Мать почти ослепла от слез. Отец резко сдал и с трудом ходил. Энергичная Луиза обивала все пороги, умоляя о вспомоществовании. Андреа перестала покупать платья и украшения и берегла каждый реал, который получала от любовников. Семья писала петиции, обивала пороги королевских канцелярий, питалась одним только хлебом и луком. Было продано все, что только можно было продать. Кое-что удалось скопить, но этого была такая жалкая сумма, что смешно было о ней говорить.

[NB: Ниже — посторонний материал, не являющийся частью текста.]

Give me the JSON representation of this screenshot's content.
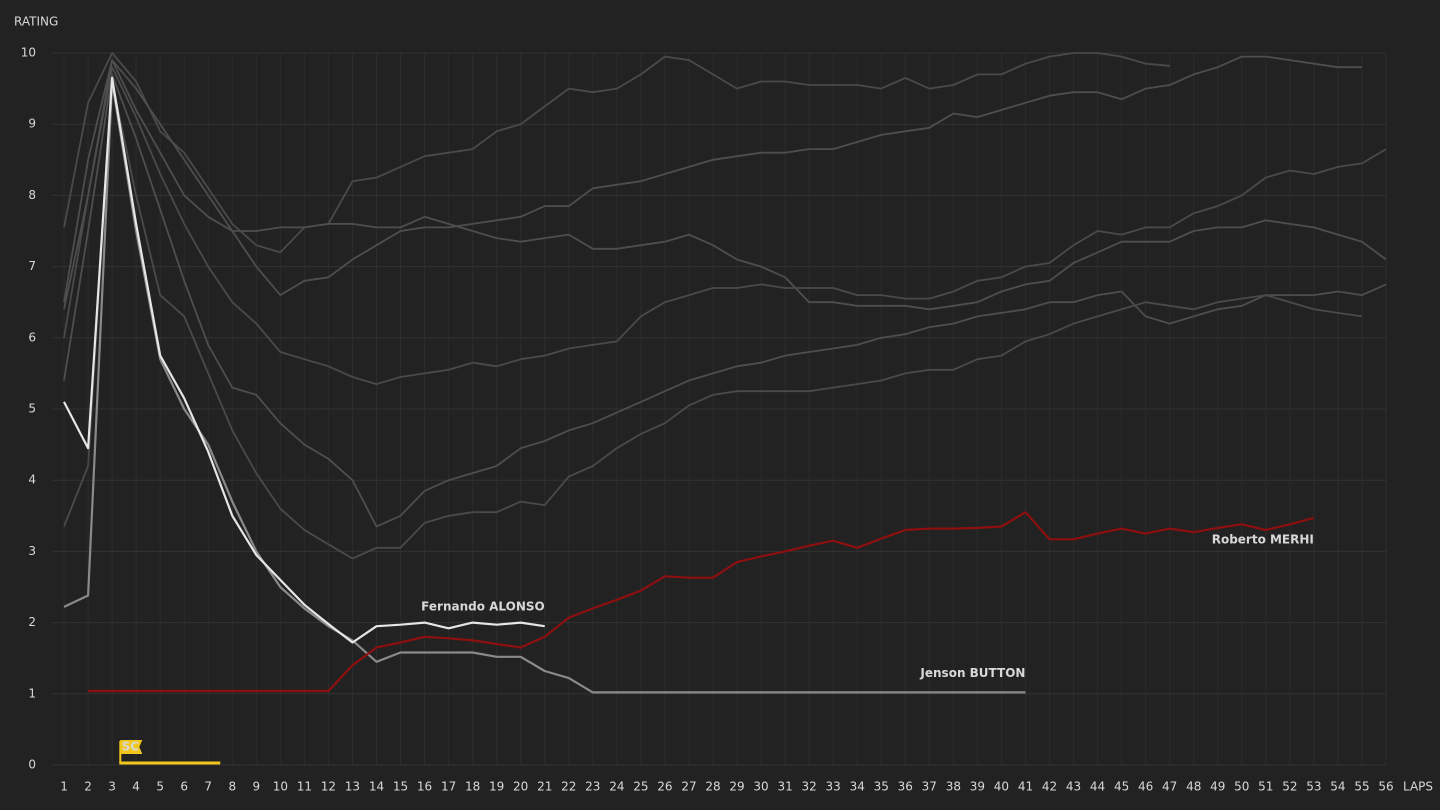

Сервантес ничего этого не знал. Жилось ему, в целом, неплохо. Одиночество не тяготило его. У ворот Баб-эль-Уед, с другой стороны крепостной стены, в тени высокого старого кипариса он нашел укромное место для размышлений. Отсюда он мог видеть море, которому был обязан и лучшими и худшими мгновениями жизни. Здесь зрели его мысли, которые он записывал в тетрадь в сафьяновом переплете, — подарок Абрахама Каро. Заносил он сюда и свои стихи, совсем не похожие на те, которые сочинял в далекой юности. Но некому было их прочесть, некому оценить. Ушли прежние амбиции, исчезло тщеславие. Не было рядом ни маэстро Ойоса, восхищавшегося каждой строкой любимого ученика, ни всегда спокойного и благожелательного кардинала Аквавивы. Он знал, что в Испании расцветает могучая литература, знал, каким успехом пользуются в Мадриде театральные представления. Ему казалось, что и он мог бы занять почетное место на пиршестве Мельпомены, если бы не судьба, отрезавшая его от творческой жизни. Стихи сочинялись легко, и какое-то время он был доволен. Но однажды, перечитав их, вырвал листы, на которых они были записаны, и пустил по ветру. «Жалкая риторика, не более того», — подумал он с горечью. Тем не менее вскоре Сервантес сочинил большую поэму о сражении при Лепанто, выдержавшую его придирчивый критический анализ, и воспрянул духом.
Живым своим умом Сервантес быстро оценил агрессивную сущность ислама и понял, какая опасность грозит христианской цивилизации. Политика, на его взгляд, играла второстепенную роль в борьбе двух религий, где слабейшей оказывалась христианская. Не только своей судьбой был озабочен Сервантес. Он хотел, чтобы Испания — самая могущественная из христианских держав, сделала выводы из успехов ислама и мобилизовала свои ресурсы на борьбу с этим растущим злом. Но что мог сделать он, раб, закованный в цепи, без малейшей надежды на скорое освобождение?
Сервантес об этом не думал. Для него жить означало действовать. Его нравственный авторитет среди христианских невольников рос изо дня в день. Он ободрял и утешал слабых, делился с ними последними крохами, помогал своим товарищам всем, чем только мог.